Nairobi-based financial services firm EFG Hermes Kenya has shut down its brokerage retail business due to “challenges in the economic landscape that have impacted business and volumes.”
- •The Kenya unit is a subsidiary of the multinational EFG Group, which is active across the MENA region and begun operations in 2017.
- •In the multinational’s 2024 financial results, it indicated that “Kenya and Nigeria ended the year with impressive gains in terms of both performance and volumes.”
- •The development marks a significant pivot for the firm, which launched its EFG Hermes One mobile app targeting retail investors in 2021.
“This decision has been driven by ongoing challenges in the economic landscape that have impacted business volumes. As a result, we will be focusing our efforts exclusively on our institutional business, which will continue to operate,” the brokerage firm said in an email to its clients and seen by The Kenyan Wall Street.
“The Kenyan market outperformed most African markets in 2024, with the NASI gaining 15.3% in 4Q24 and marking a 34.1% Y-o-Y. This was driven primarily by the improved macroeconomic outlook and gains in larger cap stocks,” the company said in its results.

The stockbroker ranked second among stockbrokers in the last quarter of 2024, with a market share of 25.7%, but first for the year as a whole, with a market share of 41.5% with executions of KSh 43.9bn.
“Our expansion into the retail space is part of our commitment to growing our services in the African continent,” Ali Khalpey, EFG Hermes Frontier CEO, said when the firm launched its retail-focused app in 2021. The firm has now offered to help its clients in the liquidation or transfer of assets to other brokers.

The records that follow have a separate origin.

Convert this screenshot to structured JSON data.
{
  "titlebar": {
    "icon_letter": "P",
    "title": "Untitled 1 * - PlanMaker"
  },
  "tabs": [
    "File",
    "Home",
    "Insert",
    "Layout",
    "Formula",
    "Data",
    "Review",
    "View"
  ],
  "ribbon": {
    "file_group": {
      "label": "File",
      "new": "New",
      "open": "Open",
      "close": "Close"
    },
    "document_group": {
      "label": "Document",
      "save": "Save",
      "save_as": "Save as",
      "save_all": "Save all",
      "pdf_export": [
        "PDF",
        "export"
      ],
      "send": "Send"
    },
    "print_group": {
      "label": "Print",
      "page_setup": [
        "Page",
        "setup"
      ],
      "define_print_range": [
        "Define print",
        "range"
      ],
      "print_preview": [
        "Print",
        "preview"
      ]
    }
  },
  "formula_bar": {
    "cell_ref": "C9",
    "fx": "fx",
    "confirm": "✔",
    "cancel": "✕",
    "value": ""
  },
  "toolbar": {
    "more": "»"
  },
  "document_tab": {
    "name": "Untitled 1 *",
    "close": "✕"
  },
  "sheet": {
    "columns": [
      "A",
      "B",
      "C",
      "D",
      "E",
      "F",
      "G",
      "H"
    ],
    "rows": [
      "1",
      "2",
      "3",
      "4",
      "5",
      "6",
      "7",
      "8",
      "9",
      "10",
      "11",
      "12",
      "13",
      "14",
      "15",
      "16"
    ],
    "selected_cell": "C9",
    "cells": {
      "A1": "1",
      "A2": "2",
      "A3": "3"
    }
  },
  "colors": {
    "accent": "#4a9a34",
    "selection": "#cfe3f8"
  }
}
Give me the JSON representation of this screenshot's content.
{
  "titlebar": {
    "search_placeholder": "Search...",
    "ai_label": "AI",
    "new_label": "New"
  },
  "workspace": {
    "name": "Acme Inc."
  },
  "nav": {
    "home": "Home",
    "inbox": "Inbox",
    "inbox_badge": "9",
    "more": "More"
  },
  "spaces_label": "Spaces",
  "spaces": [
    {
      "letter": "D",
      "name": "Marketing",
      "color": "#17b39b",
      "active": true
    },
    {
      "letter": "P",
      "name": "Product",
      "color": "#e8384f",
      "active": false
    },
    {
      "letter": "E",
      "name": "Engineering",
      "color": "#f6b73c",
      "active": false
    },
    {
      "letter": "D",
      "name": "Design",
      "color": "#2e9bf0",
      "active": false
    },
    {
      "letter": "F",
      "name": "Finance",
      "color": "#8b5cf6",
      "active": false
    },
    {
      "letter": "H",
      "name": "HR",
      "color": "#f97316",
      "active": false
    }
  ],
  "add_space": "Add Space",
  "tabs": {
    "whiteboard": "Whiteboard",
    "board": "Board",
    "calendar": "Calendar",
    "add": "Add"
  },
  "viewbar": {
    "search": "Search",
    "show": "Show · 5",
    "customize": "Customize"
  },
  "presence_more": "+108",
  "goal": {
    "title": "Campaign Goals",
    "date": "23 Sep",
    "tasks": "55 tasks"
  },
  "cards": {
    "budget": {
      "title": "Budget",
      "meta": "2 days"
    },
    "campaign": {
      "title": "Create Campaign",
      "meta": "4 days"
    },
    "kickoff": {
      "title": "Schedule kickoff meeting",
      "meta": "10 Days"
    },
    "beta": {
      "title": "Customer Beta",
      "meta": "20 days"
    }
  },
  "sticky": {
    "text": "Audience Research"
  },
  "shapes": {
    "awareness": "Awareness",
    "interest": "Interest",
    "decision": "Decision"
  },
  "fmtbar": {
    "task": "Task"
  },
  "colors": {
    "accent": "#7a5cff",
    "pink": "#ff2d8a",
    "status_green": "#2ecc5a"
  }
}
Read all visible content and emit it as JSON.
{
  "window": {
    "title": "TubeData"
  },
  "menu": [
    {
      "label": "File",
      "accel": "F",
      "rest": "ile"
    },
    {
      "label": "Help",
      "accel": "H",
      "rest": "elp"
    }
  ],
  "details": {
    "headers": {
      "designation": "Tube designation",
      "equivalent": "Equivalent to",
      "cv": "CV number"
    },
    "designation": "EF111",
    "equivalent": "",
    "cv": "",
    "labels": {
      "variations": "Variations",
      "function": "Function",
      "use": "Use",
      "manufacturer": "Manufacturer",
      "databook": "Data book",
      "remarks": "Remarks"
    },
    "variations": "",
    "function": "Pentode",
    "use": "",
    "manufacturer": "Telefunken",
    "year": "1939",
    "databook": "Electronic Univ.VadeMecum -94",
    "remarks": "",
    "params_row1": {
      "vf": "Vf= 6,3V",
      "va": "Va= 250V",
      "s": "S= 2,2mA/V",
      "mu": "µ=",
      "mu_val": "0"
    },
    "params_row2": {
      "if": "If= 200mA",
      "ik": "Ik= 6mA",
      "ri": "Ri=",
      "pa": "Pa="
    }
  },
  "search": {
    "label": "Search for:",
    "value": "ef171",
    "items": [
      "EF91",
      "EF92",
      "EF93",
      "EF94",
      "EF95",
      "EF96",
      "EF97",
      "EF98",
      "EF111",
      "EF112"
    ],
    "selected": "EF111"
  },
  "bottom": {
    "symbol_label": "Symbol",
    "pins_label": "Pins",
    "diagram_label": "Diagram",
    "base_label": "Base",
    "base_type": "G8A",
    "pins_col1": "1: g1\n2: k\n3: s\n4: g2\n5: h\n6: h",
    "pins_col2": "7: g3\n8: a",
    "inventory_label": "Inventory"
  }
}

The development coincides with an ongoing feud between the Nairobi Securities Exchange and stockbrokers over the former’s plan to build a direct route for retail investors to invest and trade in stocks. Stockbrokers, who are also shareholders in the bourse, see the Direct Market Access (DMA) plan as a direct threat to their traditional intermediation role and commission-based revenue model.